The concept of asymmetric- and symmetric-type growth retardation is accepted by many workers in perinatology and related fields and has been supported by experimental work with several different animal models (21, 22, 23). Furthermore, pathologists performing fetal autopsies find occasional cases with clear evidence of placental insufficiency (central or extensive parenchymal infarcts with maternal vascular changes), typical disproportionate fetal body habitus, and elevated brain/liver weight ratio. But some authors have shown evidence of an overall lack of clear separation between these IUGR categories. Kramer et al. (24) showed no evidence of bimodality in the distribution of 784 neonates that were classed as SGA and later showed that there was no tendency for growth-retarded infants to be disproportional with increasing gestational age (25). These workers suggested that asymmetrical growth retardation is a feature of severe growth retardation regardless of etiology. Crane et al. (26) studied ultrasonographic measurements in 33 growth-retarded infants and showed no difference in head circumference between infants classified as having either asymmetric or symmetric growth retardation. In response, some authors have commented that mixed forms of growth retardation are common and that the separation between types of growth retardation is a continuum and not always distinct (5, 27). Wigglesworth (5) stated that “the main difference between…[these categories of IUGR] is timing” but that “the pattern of growth impairment may indicate…the most likely underlying cause.”

This study analyzed data from 182 stillborn fetuses to attempt to determine the value of the brain/liver weight ratio for the detection of IUGR. The findings of this study are summarized below.

The ratio was insensitive and relatively nonspecific when used as a test for the detection of the SGA fetus. Sensitivity was increased when considering cases of at least 20 weeks of gestational age, and specificity was increased when the brain/liver weight ratio cutoff was increased over 3.

The ratio had very poor correlation with ponderal index, a measure of thinness shown to be a relatively accurate measure of growth retardation and predictor of poor perinatal outcome (2, 14, 15).

The ratio was statistically more likely to be elevated in cases with a maternal history compatible with asymmetrical growth retardation, but there was considerable overlap with other cases.

Ponderal index was considerably better than brain/liver ratio at detecting the SGA fetus, but this is perhaps expected in an index whose numerator is the fetal body weight.

When conditional sensitivity and specificity were measured, to more closely simulate the use of these indices at the time of autopsy, a brain/liver weight ratio >3 was very sensitive for the detection of a Disease Class 1 fetus among SGA fetuses but only had a specificity of 53%. Similar conditional values for ponderal index showed very low sensitivity and relatively low specificity.

It is, of course, possible that some SGA fetuses in Disease Categories 2 and 3 with elevated brain/liver weight ratio actually did have asymmetric fetal growth retardation but were not detected by review of maternal history and examination of the placenta.
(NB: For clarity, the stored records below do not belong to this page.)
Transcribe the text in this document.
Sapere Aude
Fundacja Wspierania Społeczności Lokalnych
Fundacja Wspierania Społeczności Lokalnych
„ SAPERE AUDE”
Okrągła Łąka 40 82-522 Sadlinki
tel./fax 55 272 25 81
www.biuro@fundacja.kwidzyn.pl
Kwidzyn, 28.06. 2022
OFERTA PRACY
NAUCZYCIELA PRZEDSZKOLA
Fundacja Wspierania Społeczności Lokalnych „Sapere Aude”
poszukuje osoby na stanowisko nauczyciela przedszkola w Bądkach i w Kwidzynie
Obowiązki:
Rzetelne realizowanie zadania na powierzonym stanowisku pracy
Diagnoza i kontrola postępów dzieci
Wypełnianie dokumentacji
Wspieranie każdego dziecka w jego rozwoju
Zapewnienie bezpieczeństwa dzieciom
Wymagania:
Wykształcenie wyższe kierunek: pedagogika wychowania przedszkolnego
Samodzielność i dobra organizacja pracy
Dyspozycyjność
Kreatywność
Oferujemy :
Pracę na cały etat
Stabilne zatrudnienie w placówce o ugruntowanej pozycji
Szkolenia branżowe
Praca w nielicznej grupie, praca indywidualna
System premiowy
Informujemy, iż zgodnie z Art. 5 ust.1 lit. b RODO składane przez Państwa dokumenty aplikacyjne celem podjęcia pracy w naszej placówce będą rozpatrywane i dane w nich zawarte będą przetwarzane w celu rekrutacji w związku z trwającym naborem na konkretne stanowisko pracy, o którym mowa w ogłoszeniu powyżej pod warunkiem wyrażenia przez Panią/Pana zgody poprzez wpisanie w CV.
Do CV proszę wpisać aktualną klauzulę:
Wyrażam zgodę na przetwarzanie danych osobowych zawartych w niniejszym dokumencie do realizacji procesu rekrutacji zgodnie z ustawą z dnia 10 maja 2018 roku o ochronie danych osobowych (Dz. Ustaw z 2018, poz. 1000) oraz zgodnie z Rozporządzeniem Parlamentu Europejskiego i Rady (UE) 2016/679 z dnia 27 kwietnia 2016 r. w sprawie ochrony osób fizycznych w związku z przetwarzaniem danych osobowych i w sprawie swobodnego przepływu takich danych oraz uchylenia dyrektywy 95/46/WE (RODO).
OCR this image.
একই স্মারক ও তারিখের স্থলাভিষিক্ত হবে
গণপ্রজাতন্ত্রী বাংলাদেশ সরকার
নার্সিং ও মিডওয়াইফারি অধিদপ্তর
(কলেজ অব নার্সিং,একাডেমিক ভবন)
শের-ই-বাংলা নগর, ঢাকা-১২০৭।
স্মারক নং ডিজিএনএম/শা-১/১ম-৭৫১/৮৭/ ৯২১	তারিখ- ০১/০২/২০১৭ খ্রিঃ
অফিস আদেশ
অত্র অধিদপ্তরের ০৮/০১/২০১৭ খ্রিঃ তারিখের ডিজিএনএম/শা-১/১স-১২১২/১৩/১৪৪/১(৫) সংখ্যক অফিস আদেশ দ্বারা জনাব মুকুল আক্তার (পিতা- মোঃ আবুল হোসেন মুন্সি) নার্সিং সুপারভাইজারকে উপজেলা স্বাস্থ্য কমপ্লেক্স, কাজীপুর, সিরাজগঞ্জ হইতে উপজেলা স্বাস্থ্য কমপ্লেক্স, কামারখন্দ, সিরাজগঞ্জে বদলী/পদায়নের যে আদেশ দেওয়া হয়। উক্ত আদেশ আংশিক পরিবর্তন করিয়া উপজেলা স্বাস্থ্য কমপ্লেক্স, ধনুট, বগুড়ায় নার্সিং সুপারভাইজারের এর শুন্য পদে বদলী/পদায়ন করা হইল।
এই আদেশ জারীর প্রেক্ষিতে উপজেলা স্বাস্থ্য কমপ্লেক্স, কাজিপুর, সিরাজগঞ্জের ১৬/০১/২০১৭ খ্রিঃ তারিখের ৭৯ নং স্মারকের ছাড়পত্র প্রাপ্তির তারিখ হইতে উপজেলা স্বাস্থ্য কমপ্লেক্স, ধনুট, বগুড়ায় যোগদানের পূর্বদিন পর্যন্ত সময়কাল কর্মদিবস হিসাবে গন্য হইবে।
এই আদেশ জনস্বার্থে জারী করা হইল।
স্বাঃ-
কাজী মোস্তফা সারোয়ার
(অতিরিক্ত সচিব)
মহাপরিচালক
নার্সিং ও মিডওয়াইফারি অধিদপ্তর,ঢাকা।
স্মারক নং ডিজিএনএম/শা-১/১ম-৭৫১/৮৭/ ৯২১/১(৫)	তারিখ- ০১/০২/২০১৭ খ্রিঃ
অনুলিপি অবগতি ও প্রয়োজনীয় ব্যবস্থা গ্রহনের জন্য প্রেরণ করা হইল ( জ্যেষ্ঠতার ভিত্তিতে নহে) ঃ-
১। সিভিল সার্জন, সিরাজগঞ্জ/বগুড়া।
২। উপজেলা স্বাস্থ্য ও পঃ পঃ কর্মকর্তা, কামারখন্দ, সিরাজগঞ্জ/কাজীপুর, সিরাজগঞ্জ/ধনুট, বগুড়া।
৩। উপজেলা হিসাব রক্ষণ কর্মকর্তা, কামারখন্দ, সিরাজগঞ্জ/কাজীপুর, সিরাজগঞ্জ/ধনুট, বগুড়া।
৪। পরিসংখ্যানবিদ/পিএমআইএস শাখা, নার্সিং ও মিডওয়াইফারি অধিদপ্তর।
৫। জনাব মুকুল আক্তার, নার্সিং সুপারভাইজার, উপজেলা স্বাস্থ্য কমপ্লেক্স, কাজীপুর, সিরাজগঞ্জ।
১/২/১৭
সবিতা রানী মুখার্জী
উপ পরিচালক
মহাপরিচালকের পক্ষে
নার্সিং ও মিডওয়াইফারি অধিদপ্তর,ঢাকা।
Clinical history abstracts on the autopsy reports (and “complete” medical records, for that matter) may be incomplete; in particular, maternal cigarette smoking may have escaped detection. (Note that some researchers, however, have classified maternal cigarette smoking as a cause of symmetrical-type growth retardation [1). In a meta-analysis examining 43 possible causal factors of IUGR, Kramer (28) found evidence that as many as one third of cases in developed countries might be attributable to cigarette smoking.

Prosectors of fetal autopsies must make use of all the information available to them. The fetal brain/liver weight ratio and the ponderal index may be useful, but they may not be satisfactory indicators of IUGR by themselves, and they may also be inadequate for the detection of growth retardation etiology.